More than two in every five children under the age of three—43.6 percent of the total—suffer from anemia in the Andean country due to a poor diet, according to a family health survey done by Peru’s statistics agency.
Nearly 30 percent of pregnant women suffer from anemia for the same reason—an iron deficiency blamed on low consumption of meat, poultry or fish, the study revealed.
Both rates have remained unchanged since 2011 despite Peru’s high economic growth over the last decade.
“Combating anemia is a priority for the government and we want it to be a priority for Peru,” said President Martin Vizcarra at the start of a nationwide campaign.
“We need to lower it from 43 percent to the goal that we have set ourselves of 19 percent within three years,” he said.
The irony is that Peru—which draws 4.5 million tourists a year—is increasingly known not only for its archeological wonders like Machu Picchu, but also as a foodie paradise.
Two high-end eateries in the capital Lima—El Central and El Maido—are in the top 10 of this year’s influential “World’s 50 Best Restaurants” list.
Now one of the powerhouses of Latin America’s economy, Peru’s 4.9 percent growth is more than double the region’s 2.4 percent average.
But that growth is leaving an increasing gap between the haves and have-nots.
Thousands of poor Peruvian families go hungry despite the fact that 60 percent of their income goes to buy food, according to the UN Food and Agriculture Organization (FAO).
“Anemia has severe effects on the psychomotor development of children, affecting their ability to learn, increasing the risk of disease, and even death,” said a recent report by the FAO, the World Health Organization and the Pan American Health Organization.
Worse in Andes and Amazon
Pediatric anemia is more severe in the remote and poor Andean and Amazonian areas of Peru.

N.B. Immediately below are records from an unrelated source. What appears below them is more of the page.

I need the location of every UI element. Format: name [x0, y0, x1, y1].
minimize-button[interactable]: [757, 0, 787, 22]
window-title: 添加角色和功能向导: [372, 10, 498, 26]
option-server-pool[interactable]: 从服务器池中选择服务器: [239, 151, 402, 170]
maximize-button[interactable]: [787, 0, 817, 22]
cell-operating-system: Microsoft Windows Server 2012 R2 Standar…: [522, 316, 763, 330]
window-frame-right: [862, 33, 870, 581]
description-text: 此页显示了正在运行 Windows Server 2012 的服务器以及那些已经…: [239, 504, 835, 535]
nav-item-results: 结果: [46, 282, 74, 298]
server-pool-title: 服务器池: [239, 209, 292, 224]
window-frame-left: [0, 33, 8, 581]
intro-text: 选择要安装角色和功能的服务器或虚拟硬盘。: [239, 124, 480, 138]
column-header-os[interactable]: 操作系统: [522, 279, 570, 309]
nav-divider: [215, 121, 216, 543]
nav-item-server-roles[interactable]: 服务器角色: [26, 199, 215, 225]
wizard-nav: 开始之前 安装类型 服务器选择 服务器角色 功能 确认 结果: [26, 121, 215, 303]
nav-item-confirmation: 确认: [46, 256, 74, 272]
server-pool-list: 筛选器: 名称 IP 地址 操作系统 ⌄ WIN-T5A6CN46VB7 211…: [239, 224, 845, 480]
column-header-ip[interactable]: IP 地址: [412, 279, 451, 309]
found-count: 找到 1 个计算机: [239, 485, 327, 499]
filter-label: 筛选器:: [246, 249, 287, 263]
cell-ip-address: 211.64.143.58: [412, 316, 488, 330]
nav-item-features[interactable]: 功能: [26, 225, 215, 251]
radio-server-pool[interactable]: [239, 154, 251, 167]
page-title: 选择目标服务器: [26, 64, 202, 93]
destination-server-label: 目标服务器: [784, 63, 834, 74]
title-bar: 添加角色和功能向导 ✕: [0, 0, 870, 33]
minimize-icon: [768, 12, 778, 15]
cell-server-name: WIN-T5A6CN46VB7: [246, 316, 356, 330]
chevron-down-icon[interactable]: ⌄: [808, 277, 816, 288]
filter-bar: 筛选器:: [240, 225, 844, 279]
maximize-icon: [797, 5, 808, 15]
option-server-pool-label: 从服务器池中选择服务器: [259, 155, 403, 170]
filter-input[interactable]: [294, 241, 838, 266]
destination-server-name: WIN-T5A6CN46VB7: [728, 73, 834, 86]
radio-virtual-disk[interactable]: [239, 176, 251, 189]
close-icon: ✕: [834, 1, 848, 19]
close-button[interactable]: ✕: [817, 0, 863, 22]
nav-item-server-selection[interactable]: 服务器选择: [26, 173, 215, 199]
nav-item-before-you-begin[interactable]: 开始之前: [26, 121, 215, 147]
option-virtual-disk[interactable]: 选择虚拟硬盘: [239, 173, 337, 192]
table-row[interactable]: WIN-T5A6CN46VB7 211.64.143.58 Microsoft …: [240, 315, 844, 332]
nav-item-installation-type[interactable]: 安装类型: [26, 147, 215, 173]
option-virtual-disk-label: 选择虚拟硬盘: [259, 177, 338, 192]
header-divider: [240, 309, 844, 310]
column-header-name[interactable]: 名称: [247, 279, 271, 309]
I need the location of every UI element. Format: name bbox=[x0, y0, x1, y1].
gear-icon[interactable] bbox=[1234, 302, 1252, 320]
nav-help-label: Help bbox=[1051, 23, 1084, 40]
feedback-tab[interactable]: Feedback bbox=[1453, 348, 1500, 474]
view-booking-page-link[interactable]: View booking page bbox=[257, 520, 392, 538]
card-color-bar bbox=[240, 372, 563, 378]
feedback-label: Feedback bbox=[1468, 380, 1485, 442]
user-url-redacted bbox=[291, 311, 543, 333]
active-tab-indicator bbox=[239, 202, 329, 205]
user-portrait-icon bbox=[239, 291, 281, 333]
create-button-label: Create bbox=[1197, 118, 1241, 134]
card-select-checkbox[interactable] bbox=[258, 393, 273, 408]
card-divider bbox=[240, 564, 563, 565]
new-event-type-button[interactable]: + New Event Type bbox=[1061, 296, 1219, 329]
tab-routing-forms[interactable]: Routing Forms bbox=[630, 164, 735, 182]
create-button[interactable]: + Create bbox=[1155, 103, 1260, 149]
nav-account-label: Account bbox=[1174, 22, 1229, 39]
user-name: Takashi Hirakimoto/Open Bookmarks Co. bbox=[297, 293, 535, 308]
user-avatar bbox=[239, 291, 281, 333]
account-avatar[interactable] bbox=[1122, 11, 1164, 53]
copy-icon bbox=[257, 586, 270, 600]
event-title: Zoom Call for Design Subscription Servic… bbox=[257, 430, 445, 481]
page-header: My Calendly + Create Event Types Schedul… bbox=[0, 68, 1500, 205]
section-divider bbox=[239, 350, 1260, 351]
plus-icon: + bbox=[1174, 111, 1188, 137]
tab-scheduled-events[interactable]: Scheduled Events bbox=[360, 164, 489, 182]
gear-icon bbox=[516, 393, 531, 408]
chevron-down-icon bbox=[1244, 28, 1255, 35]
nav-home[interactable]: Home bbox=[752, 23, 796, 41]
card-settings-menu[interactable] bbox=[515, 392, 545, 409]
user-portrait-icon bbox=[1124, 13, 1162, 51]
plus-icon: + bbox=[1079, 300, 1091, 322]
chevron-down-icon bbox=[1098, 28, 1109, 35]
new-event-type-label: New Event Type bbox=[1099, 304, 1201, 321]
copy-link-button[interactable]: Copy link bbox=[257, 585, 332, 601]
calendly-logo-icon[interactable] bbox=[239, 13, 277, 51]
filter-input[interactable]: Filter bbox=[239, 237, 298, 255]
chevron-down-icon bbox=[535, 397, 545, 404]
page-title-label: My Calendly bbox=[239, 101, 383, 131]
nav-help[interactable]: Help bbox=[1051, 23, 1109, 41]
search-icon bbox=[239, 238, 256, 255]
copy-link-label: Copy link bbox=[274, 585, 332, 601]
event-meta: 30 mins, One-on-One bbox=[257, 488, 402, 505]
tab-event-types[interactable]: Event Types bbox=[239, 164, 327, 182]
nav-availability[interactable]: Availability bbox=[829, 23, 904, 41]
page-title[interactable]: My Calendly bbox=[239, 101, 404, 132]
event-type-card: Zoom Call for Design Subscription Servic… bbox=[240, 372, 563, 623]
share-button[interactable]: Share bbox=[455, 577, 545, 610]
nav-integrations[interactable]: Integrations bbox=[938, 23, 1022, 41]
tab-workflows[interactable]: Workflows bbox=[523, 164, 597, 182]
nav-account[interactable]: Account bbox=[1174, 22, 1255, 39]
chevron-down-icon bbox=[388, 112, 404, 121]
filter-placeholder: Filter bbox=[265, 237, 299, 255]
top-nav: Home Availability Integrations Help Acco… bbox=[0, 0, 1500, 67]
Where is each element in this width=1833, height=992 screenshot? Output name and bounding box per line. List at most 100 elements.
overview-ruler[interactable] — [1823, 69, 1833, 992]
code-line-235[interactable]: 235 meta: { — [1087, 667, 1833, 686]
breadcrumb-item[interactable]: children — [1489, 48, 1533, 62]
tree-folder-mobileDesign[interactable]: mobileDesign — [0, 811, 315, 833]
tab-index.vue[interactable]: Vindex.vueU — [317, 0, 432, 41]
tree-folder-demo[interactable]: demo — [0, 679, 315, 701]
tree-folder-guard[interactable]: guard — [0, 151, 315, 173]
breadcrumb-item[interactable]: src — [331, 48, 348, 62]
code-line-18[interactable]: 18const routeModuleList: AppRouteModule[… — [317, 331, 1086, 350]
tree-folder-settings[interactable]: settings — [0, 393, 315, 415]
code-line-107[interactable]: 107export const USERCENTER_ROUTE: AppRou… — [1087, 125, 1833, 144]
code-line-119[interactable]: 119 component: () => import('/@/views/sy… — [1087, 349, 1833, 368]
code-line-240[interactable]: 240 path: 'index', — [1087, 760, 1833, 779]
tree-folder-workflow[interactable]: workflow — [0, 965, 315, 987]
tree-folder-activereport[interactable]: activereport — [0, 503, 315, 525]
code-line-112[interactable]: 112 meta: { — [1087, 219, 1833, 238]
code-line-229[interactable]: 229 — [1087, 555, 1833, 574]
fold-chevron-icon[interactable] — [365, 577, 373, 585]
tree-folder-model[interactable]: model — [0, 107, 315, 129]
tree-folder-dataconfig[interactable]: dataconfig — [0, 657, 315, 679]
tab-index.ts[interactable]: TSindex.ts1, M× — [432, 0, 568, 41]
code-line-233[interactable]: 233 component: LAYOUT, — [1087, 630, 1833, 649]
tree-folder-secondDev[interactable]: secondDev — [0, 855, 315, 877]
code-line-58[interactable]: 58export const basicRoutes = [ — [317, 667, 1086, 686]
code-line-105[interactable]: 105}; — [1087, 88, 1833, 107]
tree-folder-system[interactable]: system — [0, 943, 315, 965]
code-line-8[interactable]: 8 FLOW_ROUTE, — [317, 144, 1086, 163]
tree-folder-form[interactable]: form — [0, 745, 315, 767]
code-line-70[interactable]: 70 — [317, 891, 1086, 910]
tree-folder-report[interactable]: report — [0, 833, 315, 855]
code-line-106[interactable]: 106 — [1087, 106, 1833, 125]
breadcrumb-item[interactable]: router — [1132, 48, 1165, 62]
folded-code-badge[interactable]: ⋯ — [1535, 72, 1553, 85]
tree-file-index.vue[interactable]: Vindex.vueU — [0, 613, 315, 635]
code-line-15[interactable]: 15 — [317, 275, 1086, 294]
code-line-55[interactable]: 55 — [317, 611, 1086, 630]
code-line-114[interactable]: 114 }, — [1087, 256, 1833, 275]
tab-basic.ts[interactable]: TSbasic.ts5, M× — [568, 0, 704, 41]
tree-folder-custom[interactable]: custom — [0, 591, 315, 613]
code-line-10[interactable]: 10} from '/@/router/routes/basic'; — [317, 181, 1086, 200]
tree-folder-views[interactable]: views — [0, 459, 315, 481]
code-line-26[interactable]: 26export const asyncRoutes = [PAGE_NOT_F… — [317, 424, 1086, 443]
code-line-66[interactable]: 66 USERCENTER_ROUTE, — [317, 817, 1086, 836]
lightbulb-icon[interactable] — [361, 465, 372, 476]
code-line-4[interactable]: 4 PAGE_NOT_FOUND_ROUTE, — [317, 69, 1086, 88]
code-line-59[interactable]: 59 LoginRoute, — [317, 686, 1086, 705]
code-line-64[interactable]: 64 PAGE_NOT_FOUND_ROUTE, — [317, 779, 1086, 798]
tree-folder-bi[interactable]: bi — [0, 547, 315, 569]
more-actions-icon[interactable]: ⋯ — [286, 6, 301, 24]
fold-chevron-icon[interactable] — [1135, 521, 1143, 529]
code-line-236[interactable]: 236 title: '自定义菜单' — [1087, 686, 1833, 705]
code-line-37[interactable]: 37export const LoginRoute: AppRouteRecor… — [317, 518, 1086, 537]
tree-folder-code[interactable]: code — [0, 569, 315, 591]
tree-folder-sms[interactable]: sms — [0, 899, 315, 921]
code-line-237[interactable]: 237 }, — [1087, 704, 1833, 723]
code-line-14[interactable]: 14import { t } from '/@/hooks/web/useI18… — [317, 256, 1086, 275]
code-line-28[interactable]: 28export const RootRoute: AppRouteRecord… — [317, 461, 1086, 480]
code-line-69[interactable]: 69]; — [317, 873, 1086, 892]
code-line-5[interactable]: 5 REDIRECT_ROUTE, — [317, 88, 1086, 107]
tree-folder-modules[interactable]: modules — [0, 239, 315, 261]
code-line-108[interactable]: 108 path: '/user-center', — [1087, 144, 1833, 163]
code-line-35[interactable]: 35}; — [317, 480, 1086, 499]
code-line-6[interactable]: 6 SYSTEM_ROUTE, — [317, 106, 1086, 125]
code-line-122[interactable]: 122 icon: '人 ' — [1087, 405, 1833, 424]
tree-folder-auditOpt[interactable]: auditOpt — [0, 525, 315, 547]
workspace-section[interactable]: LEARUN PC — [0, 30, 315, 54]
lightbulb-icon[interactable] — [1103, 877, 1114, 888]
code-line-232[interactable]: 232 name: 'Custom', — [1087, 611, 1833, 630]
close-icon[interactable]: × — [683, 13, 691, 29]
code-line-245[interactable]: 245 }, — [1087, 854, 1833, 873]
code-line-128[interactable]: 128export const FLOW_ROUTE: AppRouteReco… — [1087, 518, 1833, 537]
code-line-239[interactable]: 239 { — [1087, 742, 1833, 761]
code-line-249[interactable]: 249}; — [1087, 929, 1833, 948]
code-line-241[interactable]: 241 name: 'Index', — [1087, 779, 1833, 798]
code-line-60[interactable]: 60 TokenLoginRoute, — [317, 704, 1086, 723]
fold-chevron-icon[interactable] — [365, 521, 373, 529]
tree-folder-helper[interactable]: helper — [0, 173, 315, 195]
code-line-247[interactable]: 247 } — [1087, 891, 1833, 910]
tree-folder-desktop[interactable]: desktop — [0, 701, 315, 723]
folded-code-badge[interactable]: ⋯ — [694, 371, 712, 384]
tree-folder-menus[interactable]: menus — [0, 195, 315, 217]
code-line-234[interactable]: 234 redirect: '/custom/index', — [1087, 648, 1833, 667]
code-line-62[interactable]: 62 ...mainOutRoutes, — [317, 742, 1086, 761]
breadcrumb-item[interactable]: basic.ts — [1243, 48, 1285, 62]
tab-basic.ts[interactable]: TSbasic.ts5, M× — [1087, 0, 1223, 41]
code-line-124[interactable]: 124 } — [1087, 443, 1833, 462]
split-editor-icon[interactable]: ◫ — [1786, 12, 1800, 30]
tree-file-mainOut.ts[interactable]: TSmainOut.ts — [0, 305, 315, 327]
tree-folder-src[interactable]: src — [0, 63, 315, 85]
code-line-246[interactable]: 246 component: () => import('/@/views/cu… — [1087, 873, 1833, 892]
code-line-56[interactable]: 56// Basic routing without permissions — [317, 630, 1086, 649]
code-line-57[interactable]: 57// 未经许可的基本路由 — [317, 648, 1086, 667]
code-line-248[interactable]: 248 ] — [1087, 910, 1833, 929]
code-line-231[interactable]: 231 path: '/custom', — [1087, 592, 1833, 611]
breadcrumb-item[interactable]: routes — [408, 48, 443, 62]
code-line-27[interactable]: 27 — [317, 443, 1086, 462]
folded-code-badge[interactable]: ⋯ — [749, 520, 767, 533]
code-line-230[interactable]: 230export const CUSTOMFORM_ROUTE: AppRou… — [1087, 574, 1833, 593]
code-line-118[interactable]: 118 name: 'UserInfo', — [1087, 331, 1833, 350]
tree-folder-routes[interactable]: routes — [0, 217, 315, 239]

Around Lake Titicaca on the border with Bolivia, it reaches nearly 76 percent. In Iquitos, where the Amazon rises, it reaches 61.5 percent.
Peruvian politicians have long been aware of the scourge, but the remedy has proved elusive.
In April last year, then-president Pedro Pablo Kuczynski launched a plan to halve the rate of childhood anemia by 2021.
But his efforts were derailed months later by a bribery scandal which eventually forced his resignation.
His successor, Vizcarra, is plowing ahead with his own initiative, but in recent months, his government has been distracted by a constitutional reform aimed at fighting Peru’s other main scourge, corruption.
And critics say a law passed in June that prohibits the government from spending on media advertising has made it impossible to use local radio stations in remote areas to promote the nutrition campaign.
Opposition leader Keiko Fujimori has attacked Vizcarra’s government, saying that childhood anemia is a more urgent problem than constitutional reform.
Restaurants against hunger
In the absence of results on the ground, the NGO “Action Against Hunger” has taken the matter into its own hands, recruiting 400 restaurants and cafes to raise funds for a campaign to combat anemia.
Over the next two months, the “Restaurants against Hunger” will donate part of their earnings to tackle infant malnutrition in Santiago de Lucanamarca, a remote Andean district.